Earl Scruggs Center: Banjo master Earl Scruggs grew up in Cleveland County and inspired a generation of banjo players with his three-finger pickin’ style that came to be known as “Scruggs style.”
The Earl Scruggs Center highlights the life and work of the legendary musician with exhibits that showcase his transition from working in textile mills to playing iconic venues like Ryman Auditorium in Nashville.
Although the museum attracts Earl Scruggs fans, an enduring love of the musician is not the only reason to visit, according to executive director Mary Beth Martin.
“The center tells the story of the history and culture of this region, which includes Earl’s music — but it goes way beyond that,” she says. “It’s the story of the region.”
Popular permanent exhibits include “In These Hills,” which highlight the music, arts, and culture that shaped the Foothills.
Baker Buffalo Creek Vineyard and Winery: On their farm in Cleveland County, Ann Edwards’s grandfather was once a “gentleman farmer” with a federal license to make liquor; her dad was a dairy farmer, and today, Ann and her husband, Charles, grow wine grapes.
Edwards jokes that the farm evolved from “shine to milk to wine.” But it was a trip to Napa Valley that inspired the couple to plant a vineyard.
“Charles and I went to Napa, and we decided that if they could grow grapes, he could, too. So he bought a book,” Ann recalls. “We had inherited the farm, and it made perfect sense.”
Ann and Charles started with grapes to make Chardonnay and expanded to multiple varieties of Vinifera grapes — the same varieties grown in famous wine regions like Napa Valley — adding Traminette, Riesling, and Cabernet Sauvignon along the way.
They turned the property’s old milking parlor into a tasting room and started hosting tastings and serving flights, and today, Baker Buffalo Creek has become a popular retreat. Charles Edwards loves talking about wine, leading property tours of the vineyard, and sharing with visitors what Cleveland County has in common with Napa Valley.
“Even though Cleveland County isn’t in the mountains, you get out of the cement of the city,” Edwards says. “It’s a nice day trip.”
Ron Philbeck Pottery: When Ron Philbeck started taking ceramics classes at Cleveland Community College, he quickly became hooked on turning shapeless lumps of clay into beautiful and functional pots. And the more he created, the more he fell in love with the process.
“I feel like making pots is what I was meant to do,” he says. “I love what I do and that comes across in my work.”
Philbeck is a self-described “functional potter,” who makes cups, bowls, pitchers, and other objects that are meant to be used as well as admired.
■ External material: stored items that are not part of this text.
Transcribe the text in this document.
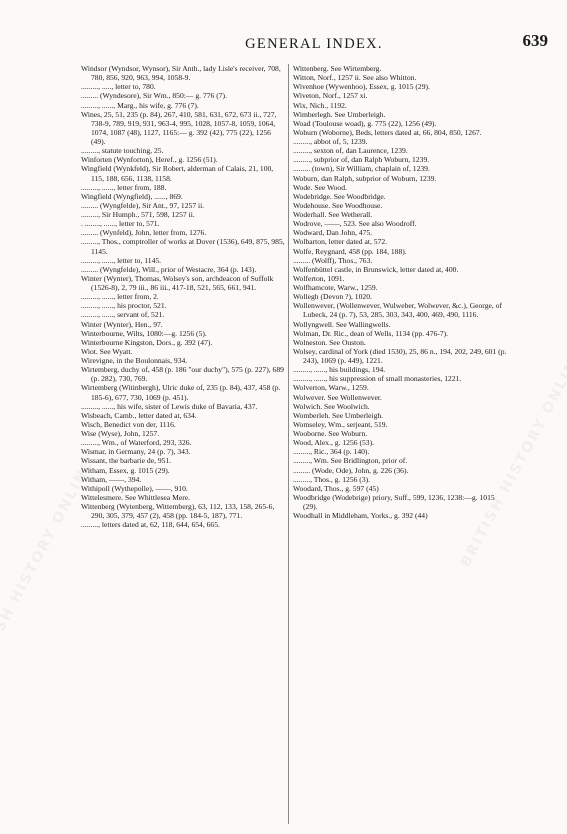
GENERAL INDEX.	639
Windsor (Wyndsor, Wynsor), Sir Anth., lady Lisle's receiver, 708, 780, 856, 920, 963, 994, 1058-9.
........., ....., letter to, 780.
......... (Wyndesore), Sir Wm., 850:— g. 776 (7).
........., ......, Marg., his wife, g. 776 (7).
Wines, 25, 51, 235 (p. 84), 267, 410, 581, 631, 672, 673 ii., 727, 738-9, 789, 919, 931, 963-4, 995, 1028, 1057-8, 1059, 1064, 1074, 1087 (48), 1127, 1165:— g. 392 (42), 775 (22), 1256 (49).
........., statute touching, 25.
Winforten (Wynforton), Heref., g. 1256 (51).
Wingfield (Wynkfeld), Sir Robert, alderman of Calais, 21, 100, 115, 188, 656, 1138, 1158.
........., ......, letter from, 188.
Wingfield (Wyngfield), ......, 869.
......... (Wyngfelde), Sir Ant., 97, 1257 ii.
........., Sir Humph., 571, 598, 1257 ii.
. ........, ......, letter to, 571.
......... (Wynfeld), John, letter from, 1276.
........., Thos., comptroller of works at Dover (1536), 649, 875, 985, 1145.
........., ......, letter to, 1145.
......... (Wyngfelde), Will., prior of Westacre, 364 (p. 143).
Winter (Wynter), Thomas, Wolsey's son, archdeacon of Suffolk (1526-8), 2, 79 iii., 86 iii., 417-18, 521, 565, 661, 941.
........., ......, letter from, 2.
........., ......, his proctor, 521.
........., ......, servant of, 521.
Winter (Wynter), Hen., 97.
Winterbourne, Wilts, 1080:—g. 1256 (5).
Winterbourne Kingston, Dors., g. 392 (47).
Wiot. See Wyatt.
Wirevigne, in the Boulonnais, 934.
Wirtemberg, duchy of, 458 (p. 186 "our duchy"), 575 (p. 227), 689 (p. 282), 730, 769.
Wirtemberg (Witinbergh), Ulric duke of, 235 (p. 84), 437, 458 (p. 185-6), 677, 730, 1069 (p. 451).
........., ......, his wife, sister of Lewis duke of Bavaria, 437.
Wisbeach, Camb., letter dated at, 634.
Wisch, Benedict von der, 1116.
Wise (Wyse), John, 1257.
........., Wm., of Waterford, 293, 326.
Wismar, in Germany, 24 (p. 7), 343.
Wissant, the barbarie de, 951.
Witham, Essex, g. 1015 (29).
Witham, ——, 394.
Withipoll (Wythepolle), ——, 910.
Wittelesmere. See Whittlesea Mere.
Wittenberg (Wytenberg, Wittemberg), 63, 112, 133, 158, 265-6, 290, 305, 379, 457 (2), 458 (pp. 184-5, 187), 771.
........., letters dated at, 62, 118, 644, 654, 665.
Wittenberg. See Wirtemberg.
Witton, Norf., 1257 ii. See also Whitton.
Wivenhoe (Wywenhoo), Essex, g. 1015 (29).
Wiveton, Norf., 1257 xi.
Wix, Nich., 1192.
Wimberlegh. See Umberleigh.
Woad (Toulouse woad), g. 775 (22), 1256 (49).
Woburn (Woborne), Beds, letters dated at, 66, 804, 850, 1267.
........., abbot of, 5, 1239.
........., sexton of, dan Laurence, 1239.
........., subprior of, dan Ralph Woburn, 1239.
......... (town), Sir William, chaplain of, 1239.
Woburn, dan Ralph, subprior of Woburn, 1239.
Wode. See Wood.
Wodebridge. See Woodbridge.
Wodehouse. See Woodhouse.
Woderhall. See Wetherall.
Wodrove, ——, 523. See also Woodroff.
Wodward, Dan John, 475.
Wolbarton, letter dated at, 572.
Wolfe, Reygnard, 458 (pp. 184, 188).
......... (Wolff), Thos., 763.
Wolfenbüttel castle, in Brunswick, letter dated at, 400.
Wolferton, 1091.
Wolfhamcote, Warw., 1259.
Wollegh (Devon ?), 1020.
Wollenwever, (Wollenwever, Wulweber, Wolwever, &c.), George, of Lubeck, 24 (p. 7), 53, 285, 303, 343, 400, 469, 490, 1116.
Wollyngwell. See Wallingwells.
Wolman, Dr. Ric., dean of Wells, 1134 (pp. 476-7).
Wolneston. See Ouston.
Wolsey, cardinal of York (died 1530), 25, 86 n., 194, 202, 249, 601 (p. 243), 1069 (p. 449), 1221.
........., ......, his buildings, 194.
........., ......, his suppression of small monasteries, 1221.
Wolverton, Warw., 1259.
Wolwever. See Wollenwever.
Wolwich. See Woolwich.
Womberleh. See Umberleigh.
Womseley, Wm., serjeant, 519.
Wooborne. See Woburn.
Wood, Alex., g. 1256 (53).
........., Ric., 364 (p. 140).
........., Wm. See Bridlington, prior of.
......... (Wode, Ode), John, g. 226 (36).
........., Thos., g. 1256 (3).
Woodard, Thos., g. 597 (45)
Woodbridge (Wodebrige) priory, Suff., 599, 1236, 1238:—g. 1015 (29).
Woodhall in Middleham, Yorks., g. 392 (44)
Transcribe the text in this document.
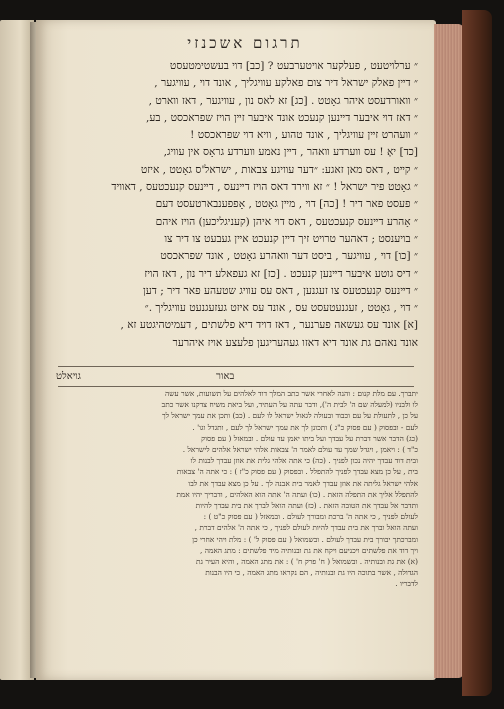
תרגום אשכנזי
״ ערלױטעט , פעלקער אױטערבעט ? [כב] דױ בעשטימטעסט
״ דײן פאלק ישראל דיר צום פאלקע עװיגליך , אונד דױ , עװיגער ,
״ װאורדעסט איהר גאָטט . [כג] זא לאס נון , עװיגער , דאז װארט ,
״ דאז דױ איבער דײנען קנעכט אונד איבער זײן הױז שפראכסט , בע,
״ װעהרט זײן עװיגליך , אונד טהוע , װיא דױ שפראכסט !
[כד] יאָ ! עס װערדע װאהר , דײן נאמע װערדע גראָס אין עװיג,
״ קײט , דאס מאן זאגע: ״דער עװיגע צבאות , ישראל'ס גאָטט , איזט
״ גאָטט פיר ישראל ! ״ זא װירד דאס הױז דײנעס , דײנעס קנעכטעס , דאװיד
״ פעסט פאר דיר ! [כה] דױ , מײן גאָטט , אָפפענבארטעסט דעם
״ אָהרע דײנעס קנעכטעס , דאס דױ איהן (קעניגליכען) הױז איהם
״ בױענסט ; דאהער טרױט זיך דײן קנעכט אײן געבעט צו דיר צו
״ [כו] דױ , עװיגער , ביסט דער װאהרע גאָטט , אונד שפראכסט
״ דיס גוטע איבער דײנען קנעכט . [כז] זא געפאלע דיר נון , דאז הױז
״ דײנעס קנעכטעס צו זעגנען , דאס עס עװיג שטעהע פאר דיר ; דען
״ דױ , גאָטט , זעגנעטעסט עס , אונד עס איזט געזעגנעט עװיגליך .״
[א] אונד עס געשאה פערנער , דאז דױד דיא פלשתים , דעמיטהיגטע זא ,
אונד נאהם גת אונד דיא דאזו געהעריגען פלעצע אױז איהרער
גױאלט	באור
יתברך. עם מלת קנום : והנה לאחרי אשר כתב המלך דוד לאלהים על תשועות, אשר עשה
לו ולבניו (למעלה שם ה' לבית ה'), ודבר עתה על העתיד, ועל ביאת משיח צדקנו אשר כתב
על כן , לתעולת על עם וכבוד ובעולה לגאול ישראל לו לעם . (כב) ותכן את עמך ישראל לך
לעם - ובפסוק ( עם פסוק כ"ג ) ותכונן לך את עמך ישראל לך לעם , ותגדל וגו' .
(כג) הדבר אשר דברת על עבדך ועל ביתו יאמן עד עולם . ובמאזל ( עם פסוק
כ"ד ) : ויאמן , ויגדל שמך עד עולם לאמר ה' צבאות אלהי ישראל אלהים לישראל .
ובית דוד עבדך יהיה נכון לפניך . (כה) כי אתה אלהי גלית את אוזן עבדך לבנות לו
בית , על כן מצא עבדך לפניך להתפלל . ובפסוק ( עם פסוק כ"ז ) : כי אתה ה' צבאות
אלהי ישראל גליתה את אוזן עבדך לאמר בית אבנה לך . על כן מצא עבדך את לבו
להתפלל אליך את התפלה הזאת . (כו) ועתה ה' אתה הוא האלהים , ודבריך יהיו אמת
ותדבר אל עבדך את הטובה הזאת . (כז) ועתה הואל לברך את בית עבדך להיות
לעולם לפניך , כי אתה ה' ברכת ומבורך לעולם . ובמאזל ( עם פסוק כ"ט ) :
ועתה הואל וברך את בית עבדך להיות לעולם לפניך , כי אתה ה' אלהים דברת ,
ומברכתך יבורך בית עבדך לעולם . ובשמואל ( עם פסוק ל' ) : מלת ויהי אחרי כן
ויך דוד את פלשתים ויכניעם ויקח את גת ובנותיה מיד פלשתים : מתג האמה ,
(א) את גת ובנותיה . ובשמואל ( ח' פרק ח' ) : את מתג האמה , והיא העיר גת
הגדולה , אשר בתוכה היו גת ובנותיה , הם נקראו מתג האמה , כי היו הבנות
לדבריו .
And it’s garnered him attention from beyond his Cleveland County studio; today, he sells his work in North Carolina and around the world via galleries, craft shows, and an Etsy shop.
Don Gibson Theatre: Iconic songs like “I Can’t Stop Loving You,” “Look Who’s Blue,” and “Oh Lonesome Me” helped to shape country music, and Shelby native — and Country Music Hall of Fame inductee — Don Gibson was the songwriter who penned the lyrics.
“He is credited with changing country-and-western music to country,” explains Stan Lowery, executive director at the Don Gibson Theatre.
Since opening in 2009, the venue built in Gibson’s honor in downtown Shelby has welcomed artists within genres ranging from punk rock to bluegrass and, of course, country, to the stage. It’s an intimate 400-seat performing arts venue which means there isn’t a bad seat in the house.
“The furthest seat from the stage is only 65 feet,” Lowrey says. “It’s up close and personal with the artist.”
Live music might just be the icing on top of your locally-crafted-turned-legendary trip to Cleveland County … Or, then again, maybe that’s the homemade banana pudding at Red Bridges.